Excessive Screen Time impacts well being
However, the boon that has helped us work extra effectively additionally has its unfavourable aspect. While we work Eight-9 hour shifts on a day by day foundation, we’re continually watching a screen, be it a laptop computer or a cell. Excessive screen time leads to a host of opposed results on well being primarily based on a number of analysis stories. However, screen time may be troublesome to handle when it’s a built-in characteristic of your job.
While you aren’t solely affecting your eyesight due to the fixed peering at a screen, you might be additionally succumbing to obesity over a interval of time in varied kinds.
Overexposure to screens leads to disruptive sleep patterns. According to a research executed by University of Gothenburg, the sleep-promoting hormone melatonin is suppressed by the blue gentle from screens which prevents us from having a good evening’s sleep. Lack of correct sleep leads to weight achieve or obesity in some instances.
We all expertise stress in our work lives. Chronic stress ends in the manufacturing of the stress hormone, generally referred to as cortisol. It causes a redistribution of fats cells to the stomach space which finally leads to a rise in urge for food and a choice in the direction of meals with excessive caloric worth however little or no dietary worth or junk meals as it’s generally referred to. This is named stress consuming. Stress consuming will finally lead to weight achieve or obesity.

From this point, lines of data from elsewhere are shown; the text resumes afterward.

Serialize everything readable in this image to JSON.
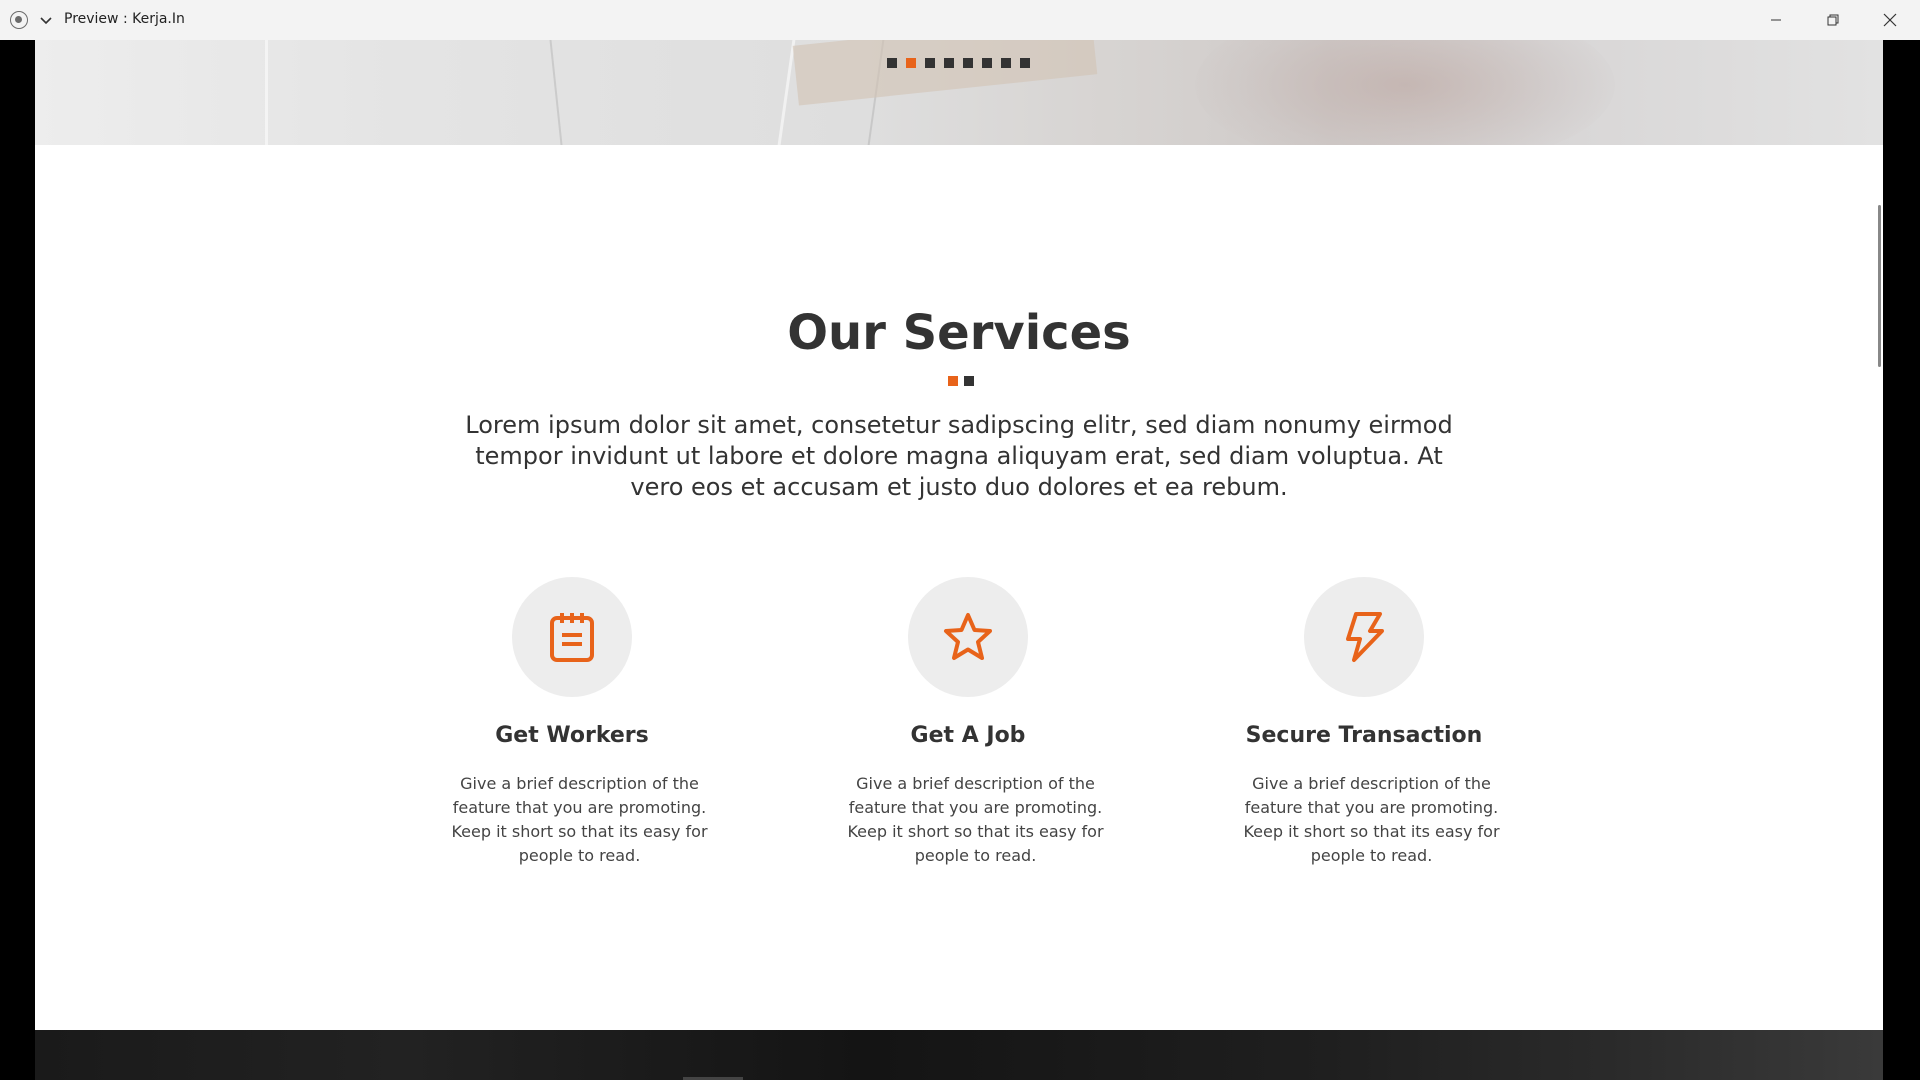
{
  "window": {
    "title": "Preview : Kerja.In"
  },
  "hero": {
    "slide_count": 8,
    "active_slide": 2
  },
  "services": {
    "title": "Our Services",
    "description": "Lorem ipsum dolor sit amet, consetetur sadipscing elitr, sed diam nonumy eirmod tempor invidunt ut labore et dolore magna aliquyam erat, sed diam voluptua. At vero eos et accusam et justo duo dolores et ea rebum.",
    "features": [
      {
        "icon": "notepad-icon",
        "title": "Get Workers",
        "text": "Give a brief description of the feature that you are promoting. Keep it short so that its easy for people to read."
      },
      {
        "icon": "star-icon",
        "title": "Get A Job",
        "text": "Give a brief description of the feature that you are promoting. Keep it short so that its easy for people to read."
      },
      {
        "icon": "lightning-icon",
        "title": "Secure Transaction",
        "text": "Give a brief description of the feature that you are promoting. Keep it short so that its easy for people to read."
      }
    ]
  },
  "colors": {
    "accent": "#e8631a",
    "text": "#333333",
    "icon_circle": "#ededed"
  }
}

Sitting in entrance of a screen for a extended interval of time can be recognized to have opposed results in your well being. It impacts your posture which ends up in again, neck and joint pains. It can be recognized that sitting in entrance of a screen for a lengthy time will increase the chance of coronary heart illness and Type 2 Diabetes. Heart illnesses and Type 2 Diabetes are additionally linked closely to obesity or weight achieve.
How to cut back screen time every single day
While it may be troublesome to restrict screen time in a hectic work life, there are nonetheless methods to cut back it and show you how to work effectively with none opposed results in your well being.

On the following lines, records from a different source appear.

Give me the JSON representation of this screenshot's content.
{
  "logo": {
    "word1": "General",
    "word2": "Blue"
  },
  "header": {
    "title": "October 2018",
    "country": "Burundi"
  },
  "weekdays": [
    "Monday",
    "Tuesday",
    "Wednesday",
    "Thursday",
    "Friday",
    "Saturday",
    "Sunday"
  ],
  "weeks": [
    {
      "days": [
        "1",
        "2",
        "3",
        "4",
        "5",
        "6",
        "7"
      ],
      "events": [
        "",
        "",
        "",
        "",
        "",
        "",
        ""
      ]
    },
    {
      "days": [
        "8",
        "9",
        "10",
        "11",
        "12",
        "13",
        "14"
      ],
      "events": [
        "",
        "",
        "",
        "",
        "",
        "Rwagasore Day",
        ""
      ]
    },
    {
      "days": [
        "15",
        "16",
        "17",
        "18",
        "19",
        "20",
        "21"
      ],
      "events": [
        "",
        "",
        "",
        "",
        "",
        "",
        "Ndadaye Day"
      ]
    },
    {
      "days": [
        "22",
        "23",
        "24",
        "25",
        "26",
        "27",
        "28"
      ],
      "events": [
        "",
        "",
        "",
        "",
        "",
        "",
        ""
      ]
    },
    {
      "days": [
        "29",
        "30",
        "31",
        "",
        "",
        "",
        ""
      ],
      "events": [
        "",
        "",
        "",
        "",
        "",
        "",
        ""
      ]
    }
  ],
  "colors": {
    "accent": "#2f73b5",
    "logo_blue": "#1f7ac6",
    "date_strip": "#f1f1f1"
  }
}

- Limit your cell screen time to breaks – While we all know our telephones may be a distraction which hampers our effectivity, we’d like to be certain that to examine it solely throughout breaks (lunch time, tea/espresso breaks within the night and so forth.)
- Socialize at lunch – Socialize extra together with your colleagues/workforce members. Get to know them higher as a substitute of spending time scrolling by means of your social media feed.
- Get up and stroll – If your job requires you to work in entrance of a screen for lengthy hours, ensure you take a quick 2 to 5 minute break the place you may stretch, stroll round in workplace and are available again to your seat. You may even strive a quick respiration train to calm your senses.
- Limit screen time outdoors work – We as Indians have a tendency to work and overwork to meet strict deadlines. Manage your time in workplace to work effectively so that you simply don’t have to work at residence. Also, encourage your staff to spend time with household as a substitute of getting them reply to emails late at evening or early within the morning. A very good work surroundings will lead to higher productiveness and happier, more healthy staff.
- Make time for face-to-face conferences: Go again to the previous approach and schedule conferences the place you focus on face-to-face as a substitute of Skype conferences, if attainable.
- Eat healthy – If you might be sitting in entrance of your screen for a lengthy time, ensure you are consuming healthy as a substitute of bingeing. Go for healthy choices like fruits, meals with no sugar and so forth.
There are additionally apps in your cellphone that show you how to restrict your screen time and offer you a detailed evaluation of how a lot time you spend in your cellphone. Use that as an efficient technique of lowering screen time.
Take small steps to cut back your dependency on screens at your office and it is possible for you to to replicate the identical even at residence, main you to a path of a healthy life-style.
The writer is Founder & Chief Surgeon – Digestive Health Institute. Views expressed are the writer’s personal.